Table 5. #NHLNews Tweets Support The transaction data for #NHLNews was analyzed using apriori and the support was measured. The thresholds were a minimum of .27 for support and .5 for confidence. The top 15 rules for support are shown below. With the highest support being .55 which means that this rule shows up 55% of the time in the data set.

Table 6. #NHLNews Tweets Lift The transaction data for #NHLNews was analyzed using apriori and the Lift was measured. The thresholds were a minimum of .27 for support and .5 for confidence. The top 15 rules for lift are shown below.

Networks

Figure 7. Network of Support for #NHLNews Tweets. A network was created using the top 50 rules ranked by support. The results are seen above.

Figure 8. Network of Confidence for #NHLNews Tweets. A network was created using the top 50 rules ranked by support. The results are seen above.

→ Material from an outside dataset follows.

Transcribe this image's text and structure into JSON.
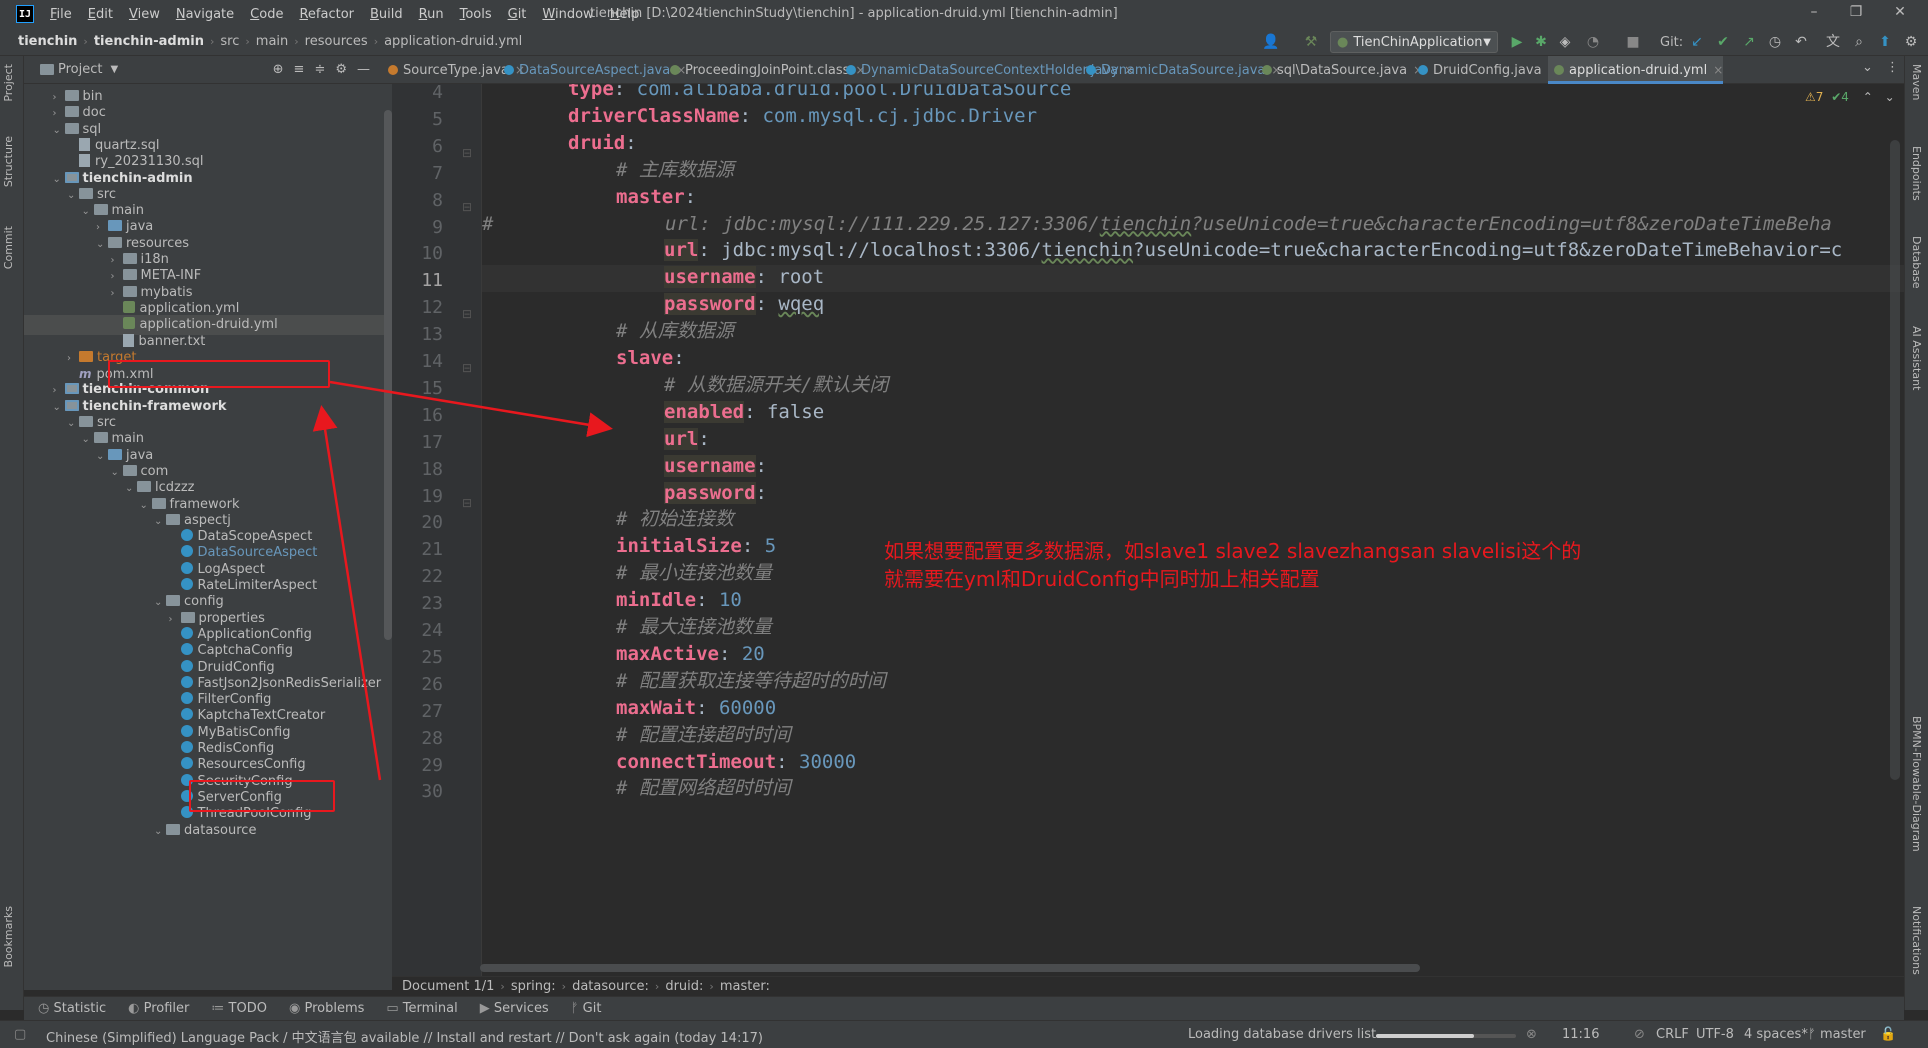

The Support Network shows a relationship with NHL in the center, however Montreal and Mcdavid have been associated with NHL and hockey news. This implies that there was a recent news story centered around Mcdavid and Montreal that has gained traction on twitter.
For the Confidence Network, NHL news is the center with the majority being associated with it. Furthermore, the Stanley Cup is associated with rumors and memes thus showing its important role in the sport.

Figure 9. Network of Lift for #NHLNews Tweets with VisNetwork. A network was created using the rules ranked by lift. The network was formed using the R package VisNetwork which creates an interactive network. The interactive network is linked in the image above.


The Network is centered around the Stanley Cup with NHLNews, NHLRumors and NHLHumor all closely associated with it. This result is not surprising because all news in the NHL is eventually about who will win the Cup. Thus majority of articles, rumors and jokes focus on which team will or will not win.

Summary

The findings showed that Associated Rule Mining can discover trends and what is popular in each hashtag. This is demonstrated in both #NHL and #NHLNews. In #NHL, it discovered associations between words that are related to the Rangers and words that are related to some form of wait/anticipation/return. These associations allow us to hypothesize that the Rangers are returning to the rink and the fans are excited about it. In #NHLNews, the Stanley Cup is associated with rumors, news and jokes indicating that there is a strong relation between them. It can be infered that all of hockey news revolves around the Stanley Cup which is to be expected due to its significance in the NHL.

These findings demonstrate that ARM can be used to find the most important news about the NHL through twitter word associations. This will allow for the general mood of the populus about the NHL to be infered based off of word usuage. Future steps could be using this data and quantifying it in terms of positive or negative mood and how it effects salary.